高橋かずひろ なつかし版 起業家を見たらサラリーマンだと思え
最近、「嘘ではないけど起業家のやることだろうか?」と思う起業家が多い。これは「起業家を育てる。」と言って金を巻き上げてドロンする詐欺師の話ではない。そんな奴は論外だがベンチャー界隈で真面目に動いている学生や社会人のほとんど(少なくとも私が出会った人のほとんど)がそうだ。
大手にない工夫よりも巨人の星みたいに頑張ることをプライドにしていて、起業家として確固たる地位を持つ人間が「電通なんかよりも死ぬ気で頑張っている。」といった趣旨の発言を公の場で平気でやっている。徹夜自慢、不眠自慢は日常茶飯事。行動の質よりも量がなんだかんだ言って重要視されてる。一応会社を作っているわけだから「偽物」ではないが、世のなかの動きに順応して言われた通りのことをやっているだけのサラリーマンみたいな人が多すぎる。

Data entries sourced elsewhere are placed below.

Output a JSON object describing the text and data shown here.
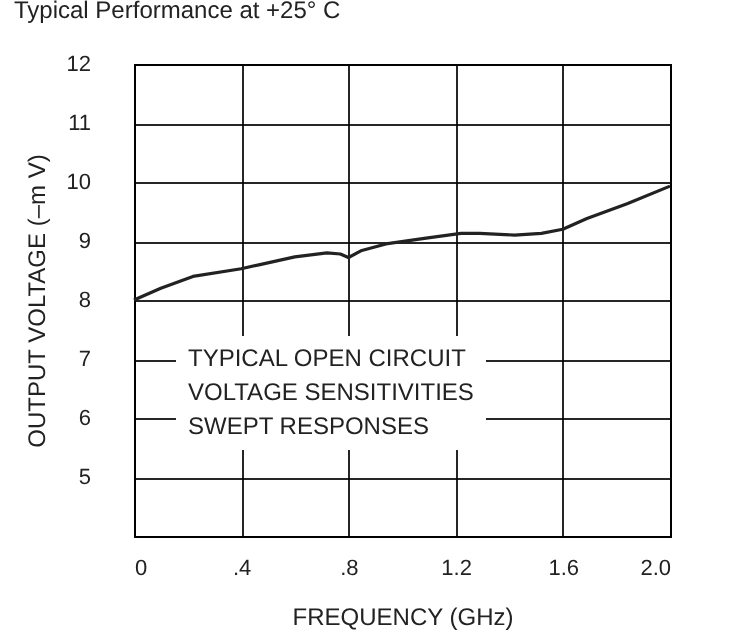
{
  "chart_data": {
    "type": "line",
    "title": "Typical Performance at +25° C",
    "xlabel": "FREQUENCY (GHz)",
    "ylabel": "OUTPUT VOLTAGE (–m V)",
    "annotations": [
      "TYPICAL OPEN CIRCUIT\nVOLTAGE SENSITIVITIES\nSWEPT RESPONSES"
    ],
    "x": [
      0,
      0.1,
      0.22,
      0.4,
      0.47,
      0.6,
      0.72,
      0.77,
      0.8,
      0.85,
      0.94,
      1.09,
      1.22,
      1.29,
      1.42,
      1.52,
      1.6,
      1.69,
      1.84,
      2.0
    ],
    "series": [
      {
        "color": "#222222",
        "values": [
          8.0,
          8.2,
          8.4,
          8.53,
          8.6,
          8.73,
          8.8,
          8.78,
          8.72,
          8.84,
          8.95,
          9.05,
          9.13,
          9.13,
          9.1,
          9.13,
          9.2,
          9.38,
          9.63,
          9.93
        ]
      }
    ],
    "xlim": [
      0,
      2.0
    ],
    "xticks": [
      0,
      {
        "value": 0.4,
        "label": ".4"
      },
      {
        "value": 0.8,
        "label": ".8"
      },
      1.2,
      1.6,
      {
        "value": 2.0,
        "label": "2.0"
      }
    ],
    "ylim": [
      4,
      12
    ],
    "yticks": [
      5,
      6,
      7,
      8,
      9,
      10,
      11,
      12
    ],
    "grid": true,
    "marker": "none",
    "line_style": "solid"
  }
}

一緒に話をしても本音を決して喋らず「人間と喋っている。」という感じがない。なんでこんな記事を書いてるかというと私、高橋和大も同じようにみられているかもしれないからだ。実際に学生起業塾ウィルフに通っていた時期が半年間あるし今でも起業界隈のイベントに行くときもある。ウィルフでは普通の学生がどんなふうに起業家になっていくかを知ることができた。ウィルフの塾生はポケットマネーで起業体験することもあり、起業塾の中ではトップクラスのやる気を持った学生を集めていた。入塾した学生は半年間の間にきつくてやめていく学生と、ベンチャー界隈にとって都合の良い優等生的な意見を述べるようになって最後まで続ける学生に分かれる。あまりにもきつすぎて卒業した後に同期みんなで会うこともなくなる。
卒業後数か月してウィルフ塾長の黒石健太郎さんが岡山から選挙に出た。江田五月さんの後継者みたいにして出馬していたが二人の共通点は「岡山で生まれた東大卒」ぐらいしかない。中学高校時代の経歴を 「淳心学院中・高等学校卒業(岡山から通学) 」なんて書いて無理して岡山育ちをアピールしている。
江田五月さんは「私の若いころにそっくりだ。」なんて応援メッセージを送っているが彼は大学生時代に学生運動のトップ(ゲバ棒にヘルメットの全共闘とは無関係)で62年の大学管理法反対闘争をやって退学処分を食らっている。(復学もした。) 政治家としてやりたいことに隔たりがあり過ぎるのではないだろうか。
黒石さんの公約や選挙公報も見てみたが既存の政治と違う点が見つけられなかった。正直に一有権者の意見を言えば2016の選挙で黒石さんは民進党に将棋の駒のように扱われていると感じた。
学生、社会人問わずベンチャー界隈にいる人のほとんどに言えることだが、何かを達成するための手段であったはずの起業が目的化して「会社を作れば何でもいいや」になっている。もちろん何か目的がある人も中にはいるが私が会ったことのある人のほとんどは喋っても建前ばかりで主張がなく本音が見えない。「金が欲しい。モテたい。」といった本音も見えない。アメリカの選挙ではないが建前主義はもうたくさんだしもっと本音を出して喋るべきだ。本音がないからニーズ調査で迷走するのも当たり前だし、チームを組んでもみんなで譲り合って悪い意味でまとまってしまう。「起業家」以外の変革者を形容する新しい言葉を作る段階にきている。